The Supreme Court recently articulated what is meant by “a clearly established right.” In Anderson v. Creighton, 483 U.S. 635, 639, 107 S.Ct. 3034, 3039, 97 L.Ed.2d 523 (1987), the Supreme Court stated that:
[t]he contours of the right must be sufficiently clear that a reasonable official would understand that what he is doing violates that right. That is not to say that an official action is protected by qualified immunity unless the very action in question has previously been held unlawful [citations omitted]; but it is to say that in the light of preexisting law the unlawfulness must be apparent.

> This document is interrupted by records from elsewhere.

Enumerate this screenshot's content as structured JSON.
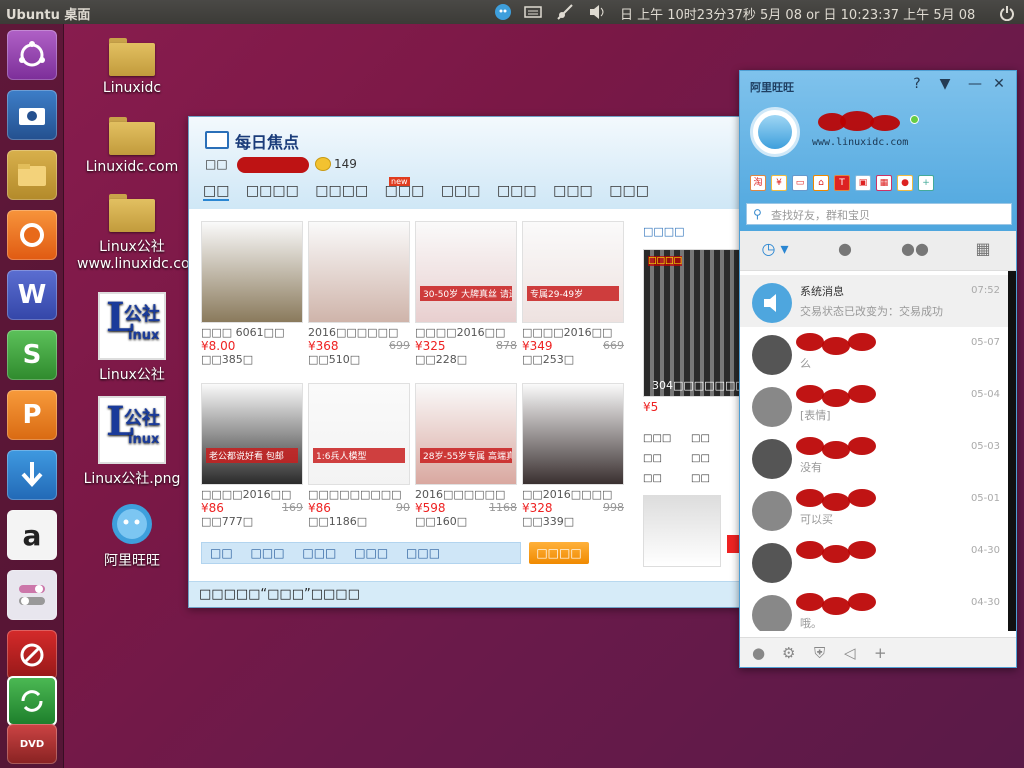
{
  "toppanel": {
    "title": "Ubuntu 桌面",
    "clock": "日 上午 10时23分37秒 5月 08 or 日 10:23:37 上午 5月 08"
  },
  "desktop_icons": [
    {
      "label": "Linuxidc"
    },
    {
      "label": "Linuxidc.com"
    },
    {
      "label": "Linux公社www.linuxidc.com"
    },
    {
      "label": "Linux公社"
    },
    {
      "label": "Linux公社.png"
    },
    {
      "label": "阿里旺旺"
    }
  ],
  "focus": {
    "title": "每日焦点",
    "user_line": "□□",
    "coins": "149",
    "tabs": [
      "□□",
      "□□□□",
      "□□□□",
      "□□□",
      "□□□",
      "□□□",
      "□□□",
      "□□□"
    ],
    "new_badge": "new",
    "products": [
      {
        "name": "□□□ 6061□□",
        "price": "¥8.00",
        "old": "",
        "sold": "□□385□",
        "color": "#8a7a5c",
        "caption": ""
      },
      {
        "name": "2016□□□□□□",
        "price": "¥368",
        "old": "699",
        "sold": "□□510□",
        "color": "#cfb4aa",
        "caption": ""
      },
      {
        "name": "□□□□2016□□",
        "price": "¥325",
        "old": "878",
        "sold": "□□228□",
        "color": "#e8cfcf",
        "caption": "30-50岁 大牌真丝 请进»"
      },
      {
        "name": "□□□□2016□□",
        "price": "¥349",
        "old": "669",
        "sold": "□□253□",
        "color": "#eee2e0",
        "caption": "专属29-49岁"
      },
      {
        "name": "□□□□2016□□",
        "price": "¥86",
        "old": "169",
        "sold": "□□777□",
        "color": "#2b2b2b",
        "caption": "老公都说好看 包邮"
      },
      {
        "name": "□□□□□□□□□",
        "price": "¥86",
        "old": "90",
        "sold": "□□1186□",
        "color": "#f3f3f3",
        "caption": "1:6兵人模型"
      },
      {
        "name": "2016□□□□□□",
        "price": "¥598",
        "old": "1168",
        "sold": "□□160□",
        "color": "#d9a8a0",
        "caption": "28岁-55岁专属 高端真丝连衣裙"
      },
      {
        "name": "□□2016□□□□",
        "price": "¥328",
        "old": "998",
        "sold": "□□339□",
        "color": "#3a3030",
        "caption": ""
      }
    ],
    "side_label": "□□□□",
    "side_caption": "304□□□□□□□",
    "side_price": "¥5",
    "side_links": [
      "□□□",
      "□□",
      "□□",
      "□□",
      "□□",
      "□□"
    ],
    "cats": [
      "□□",
      "□□□",
      "□□□",
      "□□□",
      "□□□"
    ],
    "more_button": "□□□□",
    "footer": "□□□□□“□□□”□□□□"
  },
  "ali": {
    "title": "阿里旺旺",
    "url": "www.linuxidc.com",
    "search_placeholder": "查找好友，群和宝贝",
    "contacts": [
      {
        "name": "系统消息",
        "msg": "交易状态已改变为：交易成功",
        "date": "07:52"
      },
      {
        "name": "",
        "msg": "么",
        "date": "05-07"
      },
      {
        "name": "",
        "msg": "[表情]",
        "date": "05-04"
      },
      {
        "name": "",
        "msg": "没有",
        "date": "05-03"
      },
      {
        "name": "",
        "msg": "可以买",
        "date": "05-01"
      },
      {
        "name": "",
        "msg": "",
        "date": "04-30"
      },
      {
        "name": "",
        "msg": "哦。",
        "date": "04-30"
      }
    ]
  }
}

Applying Anderson to the instant case, the evidence indicates that the defendants violated Frazier’s clearly established First Amendment rights. There has been extensive publicity over the past decade concerning the rights and protections afforded whistle blowers. A reasonable official would know that it would be a violation of Frazier’s rights to fire her after she blew the whistle on the improprieties at the prison. See Brawner, 855 F.2d at 193 (stating that “a reasonably objective public official would have known that termination of an employee for his speech concerning misconduct by public officials would violate a clearly established constitutional right”).
VI. Damages.
After reviewing the record and the district court’s findings, we hold that the evidence fully supports the district court’s award of damages and attorney’s fees.
VII. Conclusion.
For the foregoing reasons, the judgment of the district court is AFFIRMED.
. The LCSC opinion does not include the word "not;” however, a review of the entire opinion indicates that the omission of "not" in this sentence was an error.
. State rules of issue preclusion may bar relit-igation of issues in federal court that were previously litigated in state administrative proceedings.